人間はさ、考えるから余計に苦しくなるのかもしれないじゃない?

とか開き直りつつ、あと一回、千秋楽にもまた観ます。


「ゲゲゲのげ~逢魔が時に揺れるブランコ~」(七)千秋楽

2011年08月25日 01時32分17秒 | 観劇(ミュージカル/音楽劇)

かくして私の夏休みは「ゲゲゲのげ」と共に終わってしまったわけですが。
なので、今日からまた日常は始まり、明日も朝は六時起きなのでゆるゆると書きたいと思います。

それにしても、いつもは(特に平日は)ほとんどお酒を飲まない私ですが、この夏休みは毎日飲んでやろうと思いまして(笑)、いや~、ほんとに一日も欠かさず毎日飲みました。
高円寺の居酒屋さんは安くて美味しいですよね~!
でも家に遠いので毎回時計を気にしなきゃならなくて、「今、何時だ?」を何度繰り返したことか。
あんまり時間ばかり気にしているので、しまいに茶あ飲め娘が出てくるかと思ったわ(笑)

なんていう話はともかくとして。
この舞台の初日、噂通りにあまりにも難解だったので、二回目からはどいうふうに見ようかと考えちゃったんですよね。
渡辺えりさんは、こういう難解な舞台をあえて創ったからには、やっぱり「頭をこらして」見て欲しいのかな? とか。

けれども、今年に入って珍しく抽象画を見る機会に何度か恵まれたので、抽象画を見るときのように、「頭じゃなくて心で見たらいいのか」と思ったら、解釈はともかくとして、世界としてすんなりと降りてくるものがありました。
夢の世界って抽象の世界ですものね。

解釈としてはですね~、今だから言うけれど、これを一回や二回観ただけで「全てを正確に理解した」なんて言う人がいたら、かえって胡散臭いですよね~(笑)
この舞台は生きることの意味を問う作品だと思うので、それがすんなりと解るという人こそきっと本当には全然わかってやしなくて、むしろ「ああでもない、こうでもない」ともがいている人のほうがその核心に近づいていたりするのかもしれないな。

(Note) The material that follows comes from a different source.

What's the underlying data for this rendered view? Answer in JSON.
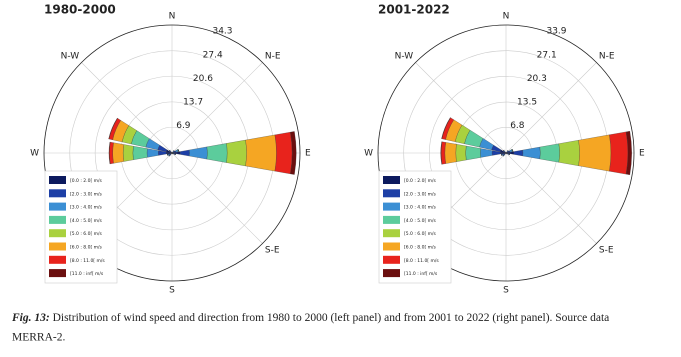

そんなこんなで、私は全部で七回観ましたが、七回とも違うふうな見方をしてみたらどの回も面白くて、「当たり前」という自分の常識の壁を蹴り倒して毎回に頭のおかしな人になる快感を味わうことができました(笑)

なので、当然にいまだに謎は残るわけですが、もしかしたら、いつかの日にふと「ああ、あれはそういうことだったのか~!」と気がつくかもしれないし、一生解らないままかもしれません。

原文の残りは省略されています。